The state is picking up the bulk of the annual $228,500 cost of the project.
By HAROLD GWIN
VINDICATOR SHARON BUREAU
SHARON, Pa. -- City council said it will come up with Sharon's $20,863 share of the local match for a state Weed and Seed crime eradication and neighborhood revitalization program operating along the Sharon-Farrell border.
The state, through the Pennsylvania Commission on Crime and Delinquency (PCCD), is covering most of the cost, but Sharon and Farrell will have to come up with increasing amounts of the local match as the program continues.
Sharon council members had some concerns about that commitment and asked those running the program to attend Thursday's council meeting to explain.

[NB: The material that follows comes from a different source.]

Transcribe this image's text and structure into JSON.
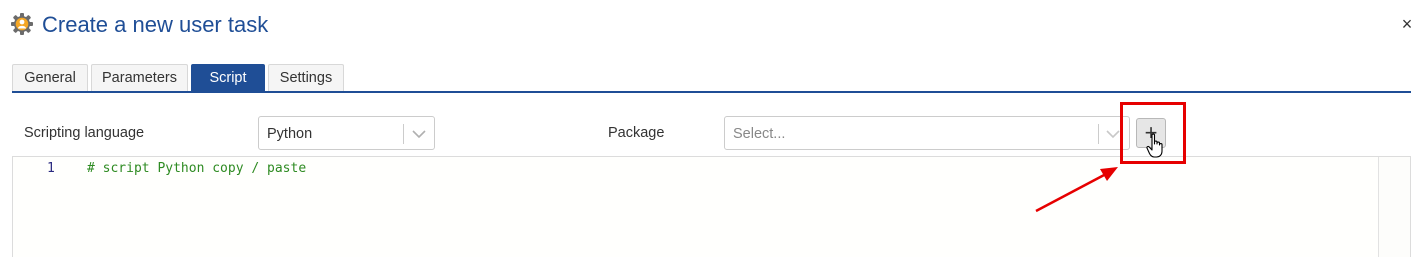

The cities have no financial commitment for the first year of the program, which ends June 30, said Ronald Errett, executive director of Mercer County Community Action Agency, which serves as grant administrator for the PCCD funds.
Financial distress
PCCD is putting up $171,375 for the first year, and the state is kicking in an additional $45,000 because Farrell is rated by the state as a financially distressed community. The Mercer County district attorney's office is putting in $12,125 to complete the first year's funding, Errett said.
The PCCD grant for the second year drops to $114,250, and the state will kick in $57,125 from the distressed municipalities program. Local organizations will put up $15,400, leaving Sharon and Farrell to come up with $20,863 apiece to complete the funding, Errett said.
The third year will see the PCCD grant drop to $57,125 while the distressed communities money will rise to $85,687 and local agency contributions drop to $7,000. Sharon and Farrell will have to come up with $39,344 each to complete the funding, he said.
Municipal contributions could be reduced in the second and third years as the Weed and Seed program goes after other grant funds to help pay the costs, he said.
Farrell's funding
Farrell has already committed to providing its share of the funding, he said.
Sharon council voted to guarantee at least $20,863 for the second year's funding, but it made no immediate commitment beyond that.